Different from Pittsburgh
We are different from Pittsburgh. There is a major academic medical enterprise 50 miles away. Pittsburgh, the Research Triangle in North Carolina, Houston, Austin, Atlanta, New Haven and Philadelphia all started their biotech enterprises at least 25 years ago, so it is unlikely we could compete with them, given we are 25 years behind.

Those enterprises create new costs and contribute to income inequality because they are creating expensive products that don’t [necessarily] improve the public’s health and are usually paid for at the public’s expense, since the bulk of their products are paid for by Medicare and Medicaid and public employees’ insurance.

The notion that a merger would employ economies of scale to cut costs is also wrong-headed. There is strong evidence that hospital consolidations increase costs, as the merged entities exploit their monopoly power to increase costs. We cannot and should not allow a merger without creating a hospital regulatory commission that has the power to set hospital prices.

Policies that promote best health outcomes
In addition, we need a health policy that consolidates the function of our health purchasing and oversight mechanism and has the statutory authority to build and guide a health care system that produces the best health outcomes at the lowest cost.

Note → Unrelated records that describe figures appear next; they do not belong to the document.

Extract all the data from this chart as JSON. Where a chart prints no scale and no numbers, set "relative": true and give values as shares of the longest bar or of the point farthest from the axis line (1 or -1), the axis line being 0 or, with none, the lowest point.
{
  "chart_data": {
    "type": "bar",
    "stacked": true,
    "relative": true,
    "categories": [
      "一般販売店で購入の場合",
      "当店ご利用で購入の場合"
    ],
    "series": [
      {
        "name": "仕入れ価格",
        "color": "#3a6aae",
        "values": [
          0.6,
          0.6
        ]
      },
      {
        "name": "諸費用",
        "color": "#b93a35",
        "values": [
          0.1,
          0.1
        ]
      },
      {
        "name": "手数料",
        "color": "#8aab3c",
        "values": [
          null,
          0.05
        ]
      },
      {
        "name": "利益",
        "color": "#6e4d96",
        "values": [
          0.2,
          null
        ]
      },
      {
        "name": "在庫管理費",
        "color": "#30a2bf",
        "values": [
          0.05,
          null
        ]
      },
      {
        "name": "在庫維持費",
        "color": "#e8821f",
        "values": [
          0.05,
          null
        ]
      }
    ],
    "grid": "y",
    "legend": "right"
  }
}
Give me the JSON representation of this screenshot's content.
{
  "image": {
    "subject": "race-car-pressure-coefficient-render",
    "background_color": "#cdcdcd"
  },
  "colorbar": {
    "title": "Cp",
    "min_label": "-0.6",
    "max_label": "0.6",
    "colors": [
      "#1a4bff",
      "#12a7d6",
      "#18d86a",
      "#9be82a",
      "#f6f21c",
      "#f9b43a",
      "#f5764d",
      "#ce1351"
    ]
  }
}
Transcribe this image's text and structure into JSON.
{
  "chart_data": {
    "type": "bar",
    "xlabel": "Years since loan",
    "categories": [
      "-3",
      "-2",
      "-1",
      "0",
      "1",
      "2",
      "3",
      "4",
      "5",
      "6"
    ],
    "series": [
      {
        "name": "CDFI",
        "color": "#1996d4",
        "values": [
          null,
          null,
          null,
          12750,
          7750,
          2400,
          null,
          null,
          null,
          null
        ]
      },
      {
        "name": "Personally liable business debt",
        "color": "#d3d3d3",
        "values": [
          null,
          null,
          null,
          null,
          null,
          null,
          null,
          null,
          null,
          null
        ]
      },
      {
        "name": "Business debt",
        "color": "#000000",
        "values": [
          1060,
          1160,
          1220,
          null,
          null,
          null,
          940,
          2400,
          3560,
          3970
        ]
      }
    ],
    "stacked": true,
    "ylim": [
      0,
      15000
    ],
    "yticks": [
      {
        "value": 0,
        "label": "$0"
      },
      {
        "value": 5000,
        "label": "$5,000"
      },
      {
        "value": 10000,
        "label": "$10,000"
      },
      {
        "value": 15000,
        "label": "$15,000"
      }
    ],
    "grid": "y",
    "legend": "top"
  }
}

We need a focus on cost, so that our health insurance costs are 20-30 percent less than that in surrounding states, so employers locate here and we can rebuild our economy.

We must begin by providing robust primary care to all Rhode Islanders in every Rhode Island neighborhood and community, because a mountain of evidence shows that providing primary care to all is the best most affordable way to improve health outcomes while reducing cost. [Primary care reaches only about 50 percent of Rhode Islanders today.]

Finally, we need a health workforce strategy that creates career ladders for Rhode Islanders from Rhode Island communities, so that our students can learn here, train here and practice primary care here, and so that our health care strengthens our communities, because our communities are what gives Rhode Island its verve, its vibe and its resiliency.

Only about 10 percent of Brown’s Alpert Medical School class comes from Rhode Island. Our nursing schools are much better at educating Rhode Islanders. [The question is:] Are we educating the health workforce we need? Either Brown needs to change, or we need to build a public primary care medical school so that all Rhode Islanders have the world-class primary care they deserve.

Rhode Island can and should lead the nation by producing the best health outcomes at the lowest cost, in the state with the strongest economy. We can win at this, if we understand that the prize is health, not a biomed economy, if we align our politics with the best policy -- and then keep our eyes on that prize, and put Rhode Island and Rhode Islanders first.

Michael Fine, M.D., is a family physician. He served as the director of the R.I. Department of Health from 2011-2015.